I decided to do something Hugh Carey would not have done at age 11. I thought if I worked through the Schaum Outline series on Fourier analysis that would be safe enough because according to Sib it is not taught in schools. HC had probably never studied it at all. I thought maybe I would do Lagrangians just to be on the safe side. Maybe I would do some Laplace transforms too.
Sibylla was typing Tropical Fish Hobbyist. No one was going to take me galloping across the Mongolian steppe. No one was going to take me to the North Pole any time soon.
One day I went with Sibylla to Tesco’s.
A brilliant white light beat pitilessly down, like the fierce desert sun at midday on the French Foreign Legion; the glittering floor dazzled the eye with the cruel desert glare.

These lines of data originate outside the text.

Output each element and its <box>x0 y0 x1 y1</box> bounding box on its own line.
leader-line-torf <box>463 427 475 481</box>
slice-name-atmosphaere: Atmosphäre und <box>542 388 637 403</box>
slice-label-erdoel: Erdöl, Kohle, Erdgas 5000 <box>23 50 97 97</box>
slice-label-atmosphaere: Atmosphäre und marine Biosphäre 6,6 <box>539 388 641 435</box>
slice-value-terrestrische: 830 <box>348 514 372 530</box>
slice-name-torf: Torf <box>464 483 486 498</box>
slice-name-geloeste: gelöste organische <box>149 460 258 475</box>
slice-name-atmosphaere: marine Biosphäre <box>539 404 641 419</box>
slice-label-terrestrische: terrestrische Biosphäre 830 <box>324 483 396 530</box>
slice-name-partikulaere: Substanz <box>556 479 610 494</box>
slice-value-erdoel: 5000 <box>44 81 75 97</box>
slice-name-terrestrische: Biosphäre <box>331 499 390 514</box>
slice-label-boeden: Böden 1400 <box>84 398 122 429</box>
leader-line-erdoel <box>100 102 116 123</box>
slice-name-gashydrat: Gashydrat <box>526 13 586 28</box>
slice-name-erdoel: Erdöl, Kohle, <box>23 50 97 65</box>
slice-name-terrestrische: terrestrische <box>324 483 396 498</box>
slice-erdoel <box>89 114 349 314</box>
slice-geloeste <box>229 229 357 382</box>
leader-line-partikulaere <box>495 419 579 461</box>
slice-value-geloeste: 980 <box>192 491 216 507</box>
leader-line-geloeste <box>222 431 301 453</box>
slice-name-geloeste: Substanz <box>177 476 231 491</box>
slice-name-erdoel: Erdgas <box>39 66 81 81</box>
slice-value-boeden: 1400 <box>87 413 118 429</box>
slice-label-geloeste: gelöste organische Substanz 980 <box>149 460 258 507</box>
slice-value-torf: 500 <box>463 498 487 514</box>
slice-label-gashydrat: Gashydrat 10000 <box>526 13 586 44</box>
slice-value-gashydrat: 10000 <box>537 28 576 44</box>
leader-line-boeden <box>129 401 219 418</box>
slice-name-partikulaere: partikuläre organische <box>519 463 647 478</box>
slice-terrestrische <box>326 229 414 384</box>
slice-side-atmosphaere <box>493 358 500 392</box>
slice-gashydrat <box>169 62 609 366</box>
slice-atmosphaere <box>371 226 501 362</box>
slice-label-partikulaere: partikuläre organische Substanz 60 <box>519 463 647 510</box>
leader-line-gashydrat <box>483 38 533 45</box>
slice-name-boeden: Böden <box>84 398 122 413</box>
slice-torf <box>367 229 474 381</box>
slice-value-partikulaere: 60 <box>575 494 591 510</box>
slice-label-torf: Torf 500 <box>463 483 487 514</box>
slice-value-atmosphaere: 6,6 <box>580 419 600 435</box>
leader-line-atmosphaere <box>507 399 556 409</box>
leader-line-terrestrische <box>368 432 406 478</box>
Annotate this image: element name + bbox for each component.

We walked slowly through the cereals.
Vast boxes of cornflakes and bran flakes rose on either side; as we reached the muesli a cart turned the corner and turned into the aisle, propelled by a fat woman and followed by three fat children. One was crying into a fat fist, and two were arguing about Frosties and Breakfast Boulders, and the woman was smiling.

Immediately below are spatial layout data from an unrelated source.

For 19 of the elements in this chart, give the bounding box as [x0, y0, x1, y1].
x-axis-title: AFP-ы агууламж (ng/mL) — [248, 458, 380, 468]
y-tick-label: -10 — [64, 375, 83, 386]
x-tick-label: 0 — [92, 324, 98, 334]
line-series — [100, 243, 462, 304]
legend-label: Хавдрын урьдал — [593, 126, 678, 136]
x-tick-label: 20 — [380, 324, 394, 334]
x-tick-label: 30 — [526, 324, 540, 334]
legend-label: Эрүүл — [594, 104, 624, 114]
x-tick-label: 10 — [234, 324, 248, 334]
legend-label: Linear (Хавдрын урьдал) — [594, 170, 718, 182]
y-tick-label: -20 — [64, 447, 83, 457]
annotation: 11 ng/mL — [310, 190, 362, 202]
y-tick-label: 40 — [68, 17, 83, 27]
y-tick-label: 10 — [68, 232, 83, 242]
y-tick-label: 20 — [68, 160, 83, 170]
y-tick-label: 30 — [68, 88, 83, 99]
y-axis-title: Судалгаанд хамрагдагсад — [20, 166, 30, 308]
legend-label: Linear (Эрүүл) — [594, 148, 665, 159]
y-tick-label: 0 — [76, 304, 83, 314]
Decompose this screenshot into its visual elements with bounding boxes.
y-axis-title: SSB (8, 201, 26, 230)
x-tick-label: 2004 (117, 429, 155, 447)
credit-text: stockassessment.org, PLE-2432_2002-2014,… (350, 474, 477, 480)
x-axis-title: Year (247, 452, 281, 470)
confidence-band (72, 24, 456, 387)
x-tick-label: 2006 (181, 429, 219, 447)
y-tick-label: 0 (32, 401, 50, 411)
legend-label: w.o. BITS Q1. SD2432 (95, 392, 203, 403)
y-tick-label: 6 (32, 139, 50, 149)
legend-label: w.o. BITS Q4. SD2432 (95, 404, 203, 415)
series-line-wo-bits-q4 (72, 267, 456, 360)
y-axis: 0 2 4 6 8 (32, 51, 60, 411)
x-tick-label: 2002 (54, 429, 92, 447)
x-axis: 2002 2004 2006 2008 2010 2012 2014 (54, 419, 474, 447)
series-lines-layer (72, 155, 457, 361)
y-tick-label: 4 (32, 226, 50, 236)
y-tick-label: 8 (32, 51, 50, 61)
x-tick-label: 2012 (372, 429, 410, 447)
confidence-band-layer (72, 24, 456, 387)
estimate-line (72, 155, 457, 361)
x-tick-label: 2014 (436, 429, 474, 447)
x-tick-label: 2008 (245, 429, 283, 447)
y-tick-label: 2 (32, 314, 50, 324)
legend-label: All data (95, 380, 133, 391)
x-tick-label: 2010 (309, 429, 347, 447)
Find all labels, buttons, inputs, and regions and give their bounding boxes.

She came down the aisle and Sibylla stopped and stood by the cart, motionless as the boxes of cornflakes on their shelves. Her eyes were like black coals, and her skin like pale dirty thick clay. From her absolute silence, from her black staring eyes, I knew that this mild fat woman was someone she had hoped never to see again.
The cart, and the woman, and the children came forward, and suddenly the woman’s eyes shifted from the boxes of cereal, and across the mildness spread a look of pleased surprise.
Sybil! she exclaimed. Is it really you?
This was obviously someone who knew Sib about as well as she knew her name. No one who knew Sibylla well would have opened a conversation with a remark of such unparalleled fatuity.
Sib stared at her dumbly.
It’s me! said the woman. I suppose I’ve changed a lot, she added grimacing comically. Kids! she added.
The little wet fist fell, and small eyes gazed at a box on which brightly coloured cartoon characters consumed representations of the product.